AKU berusaha membuka kelopak mataku sambil menetralisir denyutan di kepala begitu si gendang telinga menangkap dentingan yang bisa kuduga berasal dari dapur. Kerjapan ikut berpastisipasi mengumpulkan segenap nyawaku. Hanya butuh beberapa detik agar saraf mataku bisa menangkap bayangan jarum jam dinding.
Pukul 22.50 WIB.
Sudah terlalu malam bagi seseorang berada di dapur, tapi jelas-jelas baru saja terdengar suara kompor dimatikan–atau malah baru dihidupkan. Hidungku juga terlalu tajam untuk mengetahui bumbu-bumbu apa saja yang dicampurkan dalam masakannya.
Dengan nyawa yang baru tiga per empat terkumpul, kakiku bergerak ke arah munculnya dentingan benda dapur itu. Dan, benar saja, punggung bidang milik seseorang yang sibuk mengolah barang mentah itu bergerak-gerak kaku. Jelas-jelas dia tidak akrab dengan yang namanya dapur, tapi masih saja sok-sokan di depanku.
Ketimbang menegurnya, aku lebih memilih memeluk tubuhnya dari belakang, menempelkan kepalaku di punggungnya sambil memejam, menghirup dalam-dalam aroma rempah-rempah.

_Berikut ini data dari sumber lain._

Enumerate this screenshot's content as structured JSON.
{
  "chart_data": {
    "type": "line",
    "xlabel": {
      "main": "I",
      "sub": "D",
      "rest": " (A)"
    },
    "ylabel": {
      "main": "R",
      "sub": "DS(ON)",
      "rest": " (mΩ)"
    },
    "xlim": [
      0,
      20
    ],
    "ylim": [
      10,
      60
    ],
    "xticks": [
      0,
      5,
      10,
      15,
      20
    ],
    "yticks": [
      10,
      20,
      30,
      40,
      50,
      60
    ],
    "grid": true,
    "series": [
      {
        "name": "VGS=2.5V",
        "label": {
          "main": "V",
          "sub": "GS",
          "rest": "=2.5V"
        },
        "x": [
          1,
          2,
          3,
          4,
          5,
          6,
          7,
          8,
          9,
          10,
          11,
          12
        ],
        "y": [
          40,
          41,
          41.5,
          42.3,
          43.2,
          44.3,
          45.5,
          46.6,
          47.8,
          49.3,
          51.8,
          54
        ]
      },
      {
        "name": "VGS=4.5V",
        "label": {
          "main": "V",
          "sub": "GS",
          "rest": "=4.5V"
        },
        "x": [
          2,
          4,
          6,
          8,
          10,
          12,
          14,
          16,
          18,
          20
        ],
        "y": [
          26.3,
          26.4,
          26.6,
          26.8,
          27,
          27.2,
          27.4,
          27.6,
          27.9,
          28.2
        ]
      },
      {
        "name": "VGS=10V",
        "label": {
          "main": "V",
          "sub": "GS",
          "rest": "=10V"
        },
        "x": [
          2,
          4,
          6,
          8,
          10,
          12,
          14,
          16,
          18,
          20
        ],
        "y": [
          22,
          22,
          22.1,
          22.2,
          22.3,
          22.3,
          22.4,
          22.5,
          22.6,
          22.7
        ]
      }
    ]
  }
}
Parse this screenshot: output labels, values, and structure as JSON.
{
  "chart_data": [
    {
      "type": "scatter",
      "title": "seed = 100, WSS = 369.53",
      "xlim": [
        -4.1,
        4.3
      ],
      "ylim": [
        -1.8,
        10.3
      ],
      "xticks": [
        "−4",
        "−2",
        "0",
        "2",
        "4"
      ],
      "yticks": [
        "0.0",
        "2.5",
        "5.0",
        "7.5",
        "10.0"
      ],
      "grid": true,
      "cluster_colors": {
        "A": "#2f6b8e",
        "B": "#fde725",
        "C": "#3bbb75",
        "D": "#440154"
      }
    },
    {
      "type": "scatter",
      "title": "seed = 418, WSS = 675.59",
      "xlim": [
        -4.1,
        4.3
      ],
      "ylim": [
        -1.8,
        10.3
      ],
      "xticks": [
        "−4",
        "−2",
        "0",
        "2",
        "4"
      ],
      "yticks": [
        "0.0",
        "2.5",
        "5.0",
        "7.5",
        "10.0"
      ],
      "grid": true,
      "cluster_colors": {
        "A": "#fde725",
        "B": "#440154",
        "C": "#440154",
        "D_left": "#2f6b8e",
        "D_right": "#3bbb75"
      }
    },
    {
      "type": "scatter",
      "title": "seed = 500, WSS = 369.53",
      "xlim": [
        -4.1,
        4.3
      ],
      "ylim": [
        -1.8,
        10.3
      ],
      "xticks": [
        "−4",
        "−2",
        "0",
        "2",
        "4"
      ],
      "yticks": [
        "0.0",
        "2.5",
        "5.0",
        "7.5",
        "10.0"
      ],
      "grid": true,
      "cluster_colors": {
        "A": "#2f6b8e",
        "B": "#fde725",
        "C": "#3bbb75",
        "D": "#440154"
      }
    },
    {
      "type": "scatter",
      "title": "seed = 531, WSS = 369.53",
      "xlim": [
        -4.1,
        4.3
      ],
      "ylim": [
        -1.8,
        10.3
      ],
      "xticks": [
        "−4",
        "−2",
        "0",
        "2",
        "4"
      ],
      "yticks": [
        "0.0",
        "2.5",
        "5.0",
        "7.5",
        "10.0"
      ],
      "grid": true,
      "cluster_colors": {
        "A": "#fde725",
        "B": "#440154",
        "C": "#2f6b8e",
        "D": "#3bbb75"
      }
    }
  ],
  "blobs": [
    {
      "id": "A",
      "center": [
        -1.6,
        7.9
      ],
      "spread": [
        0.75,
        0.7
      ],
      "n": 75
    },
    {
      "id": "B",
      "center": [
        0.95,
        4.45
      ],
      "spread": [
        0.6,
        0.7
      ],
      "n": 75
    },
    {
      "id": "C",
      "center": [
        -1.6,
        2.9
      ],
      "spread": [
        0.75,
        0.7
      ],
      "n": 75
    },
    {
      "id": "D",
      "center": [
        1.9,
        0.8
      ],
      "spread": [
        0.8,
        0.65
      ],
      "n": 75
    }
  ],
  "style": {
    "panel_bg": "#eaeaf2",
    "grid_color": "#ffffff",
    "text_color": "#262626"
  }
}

Tubuhnya tampak menegang sesaat sebelum bertanya, “Kamu udah bangun?”
“Kok nggak bangunin aku aja sih tadi?” tanyaku, alih-alih menjawabnya.
Kurasakan tangannya menyentuh punggung tanganku yang tergabung di perutnya. “Kamu kelihatan capek banget, jadi nggak tega bangunin. Kamu belum makan malam kan? Nih, aku buatin spageti spesial penuh cinta buat kamu.”
Kepalaku melongok melewati lengannya, mencari tahu plating-an dari masakan yang katanya dibuat dengan penuh cinta itu. Selain pasta berbentuk panjang, pipih, silindris, ada kerang sebagai isiannya (perlu diingat, tanpa sayuran!). Tampak mengoda selera, tapi aku tidak yakin bagaimana rasanya. Bukan apa-apa, tapi calon suamiku ini punya prinsip bahwa sebagai laki-laki pantang baginya masuk dapur.
“Yuk, cobain!” Digiringnya tubuhku menuju meja pantry dapur, lalu mendudukkanku di sana.
“Mana ada makan malam di meja pantry,” kataku mengelak. “Lagian ini sudah terlalu malam untuk makan malam.”
“Nggak ada yang namanya terlambat, apalagi kalau belum ada makanan masuk sejak pagi! Yuk, cobain. Enak lho. Spesial ini!”
Dia menyodorkan lilitan spageti di garpu ke mulutku, sambil berucap, “Aaa ...,” tak lupa memperagakannya dengan mulut yang terbuka lebar-lebar.
Mana bisa aku menghindari makanan tanpa sayuran itu? Dan kurasa cukuplah malam ini aku membiarkan makanan itu dicerna lambungku. Sayangnya, spageti yang dibuat penuh cinta oleh Hesta itu berhasil membuat mukaku berubah.
“Kenapa? Nggak enak?” Kening Hesta berkerut, tapi tangannya bergerak menyendok spageti yang kemudian ia masukkan ke dalam mulutnya. Secara spontan lidahnya menolak makanan yang ia masukkan dengan cara memuntahkannya di wastafel.
Kurasa ekspresiku tadi tak jauh dari ekspresi Hesta saat ini! Setidaknya tidak separah Hesta yang langsung mengambil air keran untuk mengusir‒atau sekadar menetralisir‒rasa asin di lidahnya.